Testo dell'articoloVigente

Art. 43 D.P.R. 445/2000 — (L-R) Accertamenti d’Ufficio

D.P.R. 28 dicembre 2000, n. 445 — T.U. Documentazione Amministrativa

1. Le amministrazioni pubbliche e i gestori di pubblici servizi sono tenuti ad acquisire d'ufficio le informazioni oggetto delle dichiarazioni sostitutive di cui agli articoli 46 e 47, nonché tutti i dati e i documenti che siano in possesso delle pubbliche amministrazioni, previa indicazione, da parte dell'interessato, degli elementi indispensabili per il reperimento delle informazioni o dei dati richiesti, ovvero ad accettare la dichiarazione sostitutiva prodotta dall'interessato (L). (12)

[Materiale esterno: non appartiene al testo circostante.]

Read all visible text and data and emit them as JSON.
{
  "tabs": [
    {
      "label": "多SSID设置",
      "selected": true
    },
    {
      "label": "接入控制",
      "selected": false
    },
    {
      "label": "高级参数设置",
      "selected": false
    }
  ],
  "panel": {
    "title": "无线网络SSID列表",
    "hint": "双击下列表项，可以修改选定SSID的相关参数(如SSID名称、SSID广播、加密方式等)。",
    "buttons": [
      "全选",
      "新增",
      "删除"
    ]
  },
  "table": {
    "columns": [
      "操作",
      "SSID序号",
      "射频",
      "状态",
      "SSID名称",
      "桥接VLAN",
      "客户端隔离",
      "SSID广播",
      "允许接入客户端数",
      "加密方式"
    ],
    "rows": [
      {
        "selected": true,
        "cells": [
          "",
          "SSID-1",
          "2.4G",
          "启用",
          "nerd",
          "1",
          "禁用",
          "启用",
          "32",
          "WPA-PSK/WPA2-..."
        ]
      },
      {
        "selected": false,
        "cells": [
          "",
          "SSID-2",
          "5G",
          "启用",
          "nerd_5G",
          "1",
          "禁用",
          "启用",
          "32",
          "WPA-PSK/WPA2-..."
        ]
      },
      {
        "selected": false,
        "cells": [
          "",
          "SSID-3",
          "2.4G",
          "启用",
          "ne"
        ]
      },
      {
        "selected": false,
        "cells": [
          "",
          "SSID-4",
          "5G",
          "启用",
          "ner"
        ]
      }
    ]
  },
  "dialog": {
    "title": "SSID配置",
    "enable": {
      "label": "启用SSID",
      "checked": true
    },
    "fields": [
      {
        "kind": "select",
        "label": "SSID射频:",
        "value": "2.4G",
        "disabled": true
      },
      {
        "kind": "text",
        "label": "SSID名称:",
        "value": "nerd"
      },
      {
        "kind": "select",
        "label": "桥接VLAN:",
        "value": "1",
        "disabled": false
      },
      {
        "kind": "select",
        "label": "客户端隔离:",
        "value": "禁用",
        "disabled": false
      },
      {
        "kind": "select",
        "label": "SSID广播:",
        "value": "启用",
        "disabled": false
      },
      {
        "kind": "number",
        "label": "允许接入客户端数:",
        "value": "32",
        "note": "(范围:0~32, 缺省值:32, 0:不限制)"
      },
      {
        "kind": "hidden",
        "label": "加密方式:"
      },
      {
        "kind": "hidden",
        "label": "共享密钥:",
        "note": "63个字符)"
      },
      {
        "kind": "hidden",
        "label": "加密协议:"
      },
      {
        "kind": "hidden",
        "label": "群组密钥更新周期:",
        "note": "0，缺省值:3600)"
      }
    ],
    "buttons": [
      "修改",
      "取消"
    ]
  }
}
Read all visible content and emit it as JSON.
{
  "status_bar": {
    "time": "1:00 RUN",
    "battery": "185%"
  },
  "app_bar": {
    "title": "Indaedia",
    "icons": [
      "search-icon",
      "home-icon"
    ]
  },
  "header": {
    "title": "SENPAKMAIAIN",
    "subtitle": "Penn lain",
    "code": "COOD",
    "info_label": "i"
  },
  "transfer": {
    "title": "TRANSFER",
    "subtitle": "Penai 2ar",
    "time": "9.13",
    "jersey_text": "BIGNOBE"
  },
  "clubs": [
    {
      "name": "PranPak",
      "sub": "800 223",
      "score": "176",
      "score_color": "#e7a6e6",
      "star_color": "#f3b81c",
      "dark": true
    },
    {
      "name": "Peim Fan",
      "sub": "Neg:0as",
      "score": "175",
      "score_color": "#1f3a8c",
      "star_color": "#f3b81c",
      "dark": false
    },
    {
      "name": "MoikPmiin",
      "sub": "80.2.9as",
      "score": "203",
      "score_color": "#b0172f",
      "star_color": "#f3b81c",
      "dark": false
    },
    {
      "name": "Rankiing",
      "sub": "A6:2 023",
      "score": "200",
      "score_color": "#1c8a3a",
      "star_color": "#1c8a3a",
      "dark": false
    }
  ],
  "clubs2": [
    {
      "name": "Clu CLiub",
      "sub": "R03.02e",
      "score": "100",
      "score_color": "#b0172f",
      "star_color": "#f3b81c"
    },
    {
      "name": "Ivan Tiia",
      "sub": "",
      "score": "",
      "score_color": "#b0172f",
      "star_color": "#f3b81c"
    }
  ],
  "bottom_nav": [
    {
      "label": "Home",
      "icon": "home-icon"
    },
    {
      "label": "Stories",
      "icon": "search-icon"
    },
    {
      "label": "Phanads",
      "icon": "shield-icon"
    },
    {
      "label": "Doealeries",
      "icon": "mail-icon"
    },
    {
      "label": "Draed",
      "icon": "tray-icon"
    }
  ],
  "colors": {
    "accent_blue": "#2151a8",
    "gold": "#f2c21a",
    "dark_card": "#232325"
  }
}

2. Fermo restando il divieto di accesso a dati diversi da quelli di cui è necessario acquisire la certezza o verificare l'esattezza, si considera operata per finalità di rilevante interesse pubblico, ai fini di quanto previsto dal decreto legislativo 11 maggio 1999, n. 135 , la consultazione diretta, da parte di una pubblica amministrazione o di un gestore di pubblico servizio, degli archivi dell'amministrazione certificante, finalizzata all'accertamento d'ufficio di stati, qualità e fatti ovvero al controllo sulle dichiarazioni sostitutive presentate dai cittadini. PERIODO SOPPRESSO DAL D.L. 31 MAGGIO 2021, N. 77 . (L) 36

3. L'amministrazione procedente opera l'acquisizione d'ufficio, ai sensi del precedente comma, esclusivamente per via telematica (L).

4. Al fine di agevolare l'acquisizione d'ufficio di informazioni e dati relativi a stati, qualità personali e fatti, contenuti in albi, elenchi o pubblici registri, le amministrazioni certificanti sono tenute a consentire alle amministrazioni procedenti, senza oneri, la consultazione per via telematica dei loro archivi informatici, nel rispetto della riservatezza dei dati personali. (R)

5. In tutti i casi in cui l'amministrazione procedente acquisisce direttamente informazioni relative a stati, qualità personali e fatti presso l'amministrazione competente per la loro certificazione, il rilascio e l'acquisizione del certificato non sono necessari e le suddette informazioni sono acquisite, senza oneri, con qualunque mezzo idoneo ad assicurare la certezza della loro fonte di provenienza. (R)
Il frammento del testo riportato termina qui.